The first: On Zoe’s first day of kindergarten, Denny takes her to the bus stop and they do first-day-of-school-at-the-bus-stop things. Another father makes small talk with Denny and a tenuous relationship is established. After a period of time, other father asks Denny where his wife is—”Your wife works?”—and after Denny tells him the situation, they never speak again. Cancer is a particularly lonely disease, and outsiders don’t want to jump into the emotional miasma.
How does the film handle it? Other father makes small talk with Denny. Zoe says her mother is brain sick. Other father slinks away like Homer into the fucking bush. Ten to fifteen seconds. For what payoff?
The second: Denny and Enzo, on the couch, watching another race—the 1989 Luxembourg Grand Prix, in which Irish driver Kevin Finnerty York battles a busted gearbox for the last 20 laps and wins.
There was no Luxembourg Grand Prix in 1989 (there have been Luxembourg Grands Prix in modern F1, but not that year). There is no Irish F1 driver named Kevin Finnerty York: Kevin York is one of Garth’s racing friends—they met at Kitch’s school—whose own wife’s battle with cancer is a large part of the inspiration for the book. Drivers have won races with hampered gearboxes, but this anecdote has no basis in a real event. This was purely for Garth to pay tribute to his friend and build the philosophy.
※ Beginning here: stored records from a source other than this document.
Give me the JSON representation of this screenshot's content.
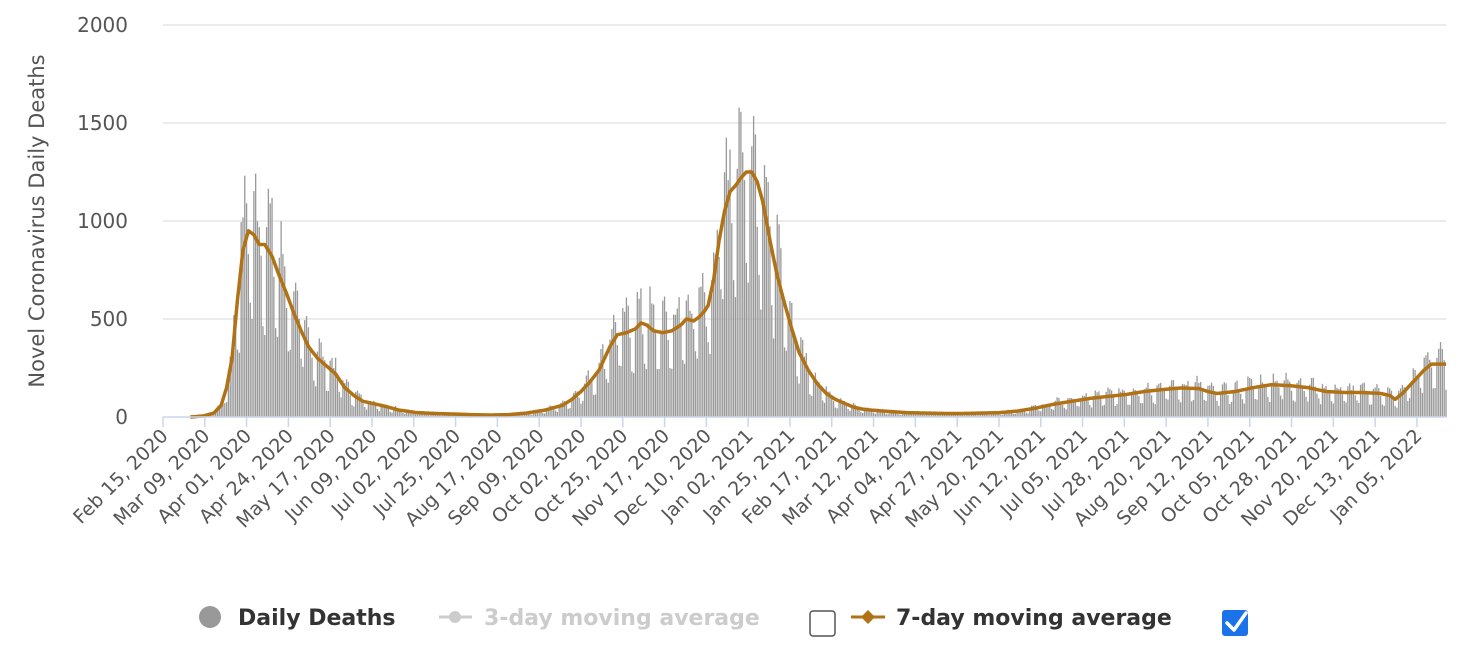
{
  "chart_data": {
    "type": "bar",
    "title": "",
    "ylabel": "Novel Coronavirus Daily Deaths",
    "xlabel": "",
    "ylim": [
      0,
      2000
    ],
    "y_ticks": [
      0,
      500,
      1000,
      1500,
      2000
    ],
    "x_tick_labels": [
      "Feb 15, 2020",
      "Mar 09, 2020",
      "Apr 01, 2020",
      "Apr 24, 2020",
      "May 17, 2020",
      "Jun 09, 2020",
      "Jul 02, 2020",
      "Jul 25, 2020",
      "Aug 17, 2020",
      "Sep 09, 2020",
      "Oct 02, 2020",
      "Oct 25, 2020",
      "Nov 17, 2020",
      "Dec 10, 2020",
      "Jan 02, 2021",
      "Jan 25, 2021",
      "Feb 17, 2021",
      "Mar 12, 2021",
      "Apr 04, 2021",
      "Apr 27, 2021",
      "May 20, 2021",
      "Jun 12, 2021",
      "Jul 05, 2021",
      "Jul 28, 2021",
      "Aug 20, 2021",
      "Sep 12, 2021",
      "Oct 05, 2021",
      "Oct 28, 2021",
      "Nov 20, 2021",
      "Dec 13, 2021",
      "Jan 05, 2022"
    ],
    "x_range_days": [
      0,
      706
    ],
    "tick_interval_days": 23,
    "daily_series_name": "Daily Deaths",
    "avg_keypoints": [
      [
        0,
        0
      ],
      [
        15,
        0
      ],
      [
        22,
        5
      ],
      [
        28,
        20
      ],
      [
        32,
        60
      ],
      [
        35,
        150
      ],
      [
        38,
        300
      ],
      [
        41,
        600
      ],
      [
        44,
        850
      ],
      [
        47,
        950
      ],
      [
        50,
        930
      ],
      [
        53,
        880
      ],
      [
        56,
        880
      ],
      [
        60,
        820
      ],
      [
        64,
        720
      ],
      [
        68,
        630
      ],
      [
        72,
        530
      ],
      [
        76,
        440
      ],
      [
        80,
        360
      ],
      [
        85,
        300
      ],
      [
        90,
        260
      ],
      [
        95,
        220
      ],
      [
        100,
        150
      ],
      [
        105,
        110
      ],
      [
        110,
        80
      ],
      [
        115,
        70
      ],
      [
        122,
        55
      ],
      [
        130,
        35
      ],
      [
        140,
        22
      ],
      [
        150,
        18
      ],
      [
        160,
        15
      ],
      [
        170,
        12
      ],
      [
        180,
        10
      ],
      [
        190,
        12
      ],
      [
        200,
        20
      ],
      [
        210,
        35
      ],
      [
        220,
        60
      ],
      [
        225,
        90
      ],
      [
        230,
        130
      ],
      [
        235,
        180
      ],
      [
        240,
        240
      ],
      [
        243,
        300
      ],
      [
        246,
        360
      ],
      [
        250,
        420
      ],
      [
        255,
        430
      ],
      [
        260,
        450
      ],
      [
        263,
        480
      ],
      [
        266,
        470
      ],
      [
        270,
        440
      ],
      [
        275,
        430
      ],
      [
        280,
        440
      ],
      [
        285,
        470
      ],
      [
        288,
        500
      ],
      [
        292,
        490
      ],
      [
        295,
        510
      ],
      [
        298,
        540
      ],
      [
        300,
        570
      ],
      [
        303,
        700
      ],
      [
        306,
        900
      ],
      [
        309,
        1050
      ],
      [
        312,
        1150
      ],
      [
        315,
        1180
      ],
      [
        318,
        1220
      ],
      [
        321,
        1250
      ],
      [
        324,
        1250
      ],
      [
        327,
        1200
      ],
      [
        330,
        1100
      ],
      [
        334,
        900
      ],
      [
        338,
        720
      ],
      [
        342,
        580
      ],
      [
        346,
        450
      ],
      [
        350,
        330
      ],
      [
        355,
        240
      ],
      [
        360,
        170
      ],
      [
        365,
        120
      ],
      [
        370,
        90
      ],
      [
        375,
        70
      ],
      [
        380,
        50
      ],
      [
        385,
        40
      ],
      [
        390,
        35
      ],
      [
        400,
        28
      ],
      [
        410,
        22
      ],
      [
        420,
        20
      ],
      [
        430,
        18
      ],
      [
        440,
        18
      ],
      [
        450,
        20
      ],
      [
        460,
        22
      ],
      [
        470,
        30
      ],
      [
        480,
        45
      ],
      [
        490,
        65
      ],
      [
        500,
        80
      ],
      [
        510,
        95
      ],
      [
        520,
        105
      ],
      [
        530,
        115
      ],
      [
        540,
        130
      ],
      [
        550,
        140
      ],
      [
        560,
        148
      ],
      [
        570,
        145
      ],
      [
        575,
        130
      ],
      [
        580,
        120
      ],
      [
        585,
        125
      ],
      [
        590,
        130
      ],
      [
        600,
        150
      ],
      [
        610,
        165
      ],
      [
        620,
        160
      ],
      [
        630,
        150
      ],
      [
        640,
        130
      ],
      [
        650,
        125
      ],
      [
        660,
        125
      ],
      [
        670,
        120
      ],
      [
        675,
        110
      ],
      [
        678,
        90
      ],
      [
        682,
        120
      ],
      [
        686,
        160
      ],
      [
        690,
        200
      ],
      [
        694,
        240
      ],
      [
        698,
        270
      ],
      [
        702,
        270
      ],
      [
        706,
        270
      ]
    ],
    "legend": [
      {
        "name": "Daily Deaths",
        "color": "#999999",
        "enabled": true
      },
      {
        "name": "3-day moving average",
        "color": "#cccccc",
        "enabled": false
      },
      {
        "name": "7-day moving average",
        "color": "#b07214",
        "enabled": true
      }
    ]
  },
  "colors": {
    "bar": "#999999",
    "avg7": "#b07214",
    "grid": "#e6e6e6",
    "axis": "#ccd6eb",
    "text": "#555555",
    "legend_active": "#333333",
    "legend_inactive": "#cccccc",
    "checkbox_checked": "#1a73e8"
  }
}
They kept this in the film, almost verbatim.
But…
That last thing, that omission, I didn’t realize right away.
The car goes where the eyes go. La macchina va dove vanno gli occhi.
That’s the line. It was said…twice? And they, instead, bizarrely, tried to push a variation of “you can’t win in the first corner” as the catchphrase.
As much as it’s essentially The Secret–type bullshit when applied to life, it’s also a true and extremely important lesson for racing, and therefore the story gets away with it. But they all but strip it from the film, including in the epilogue, its last beat intended to be the real tearjerker.
The car goes where the eyes go, and the production team got loose on corner exit and couldn’t stop staring at the wall.
I truly believe that most of the team loved the book and the author and wanted to honor and do right by them. They made so many callouts to specifics, and stayed true in so many ways, that I couldn’t help but fistpump at times. But this film demonstrates the worst tendencies of Hollywood’s adaptation process. As they say, there’s a good film here somewhere, but this ain’t it.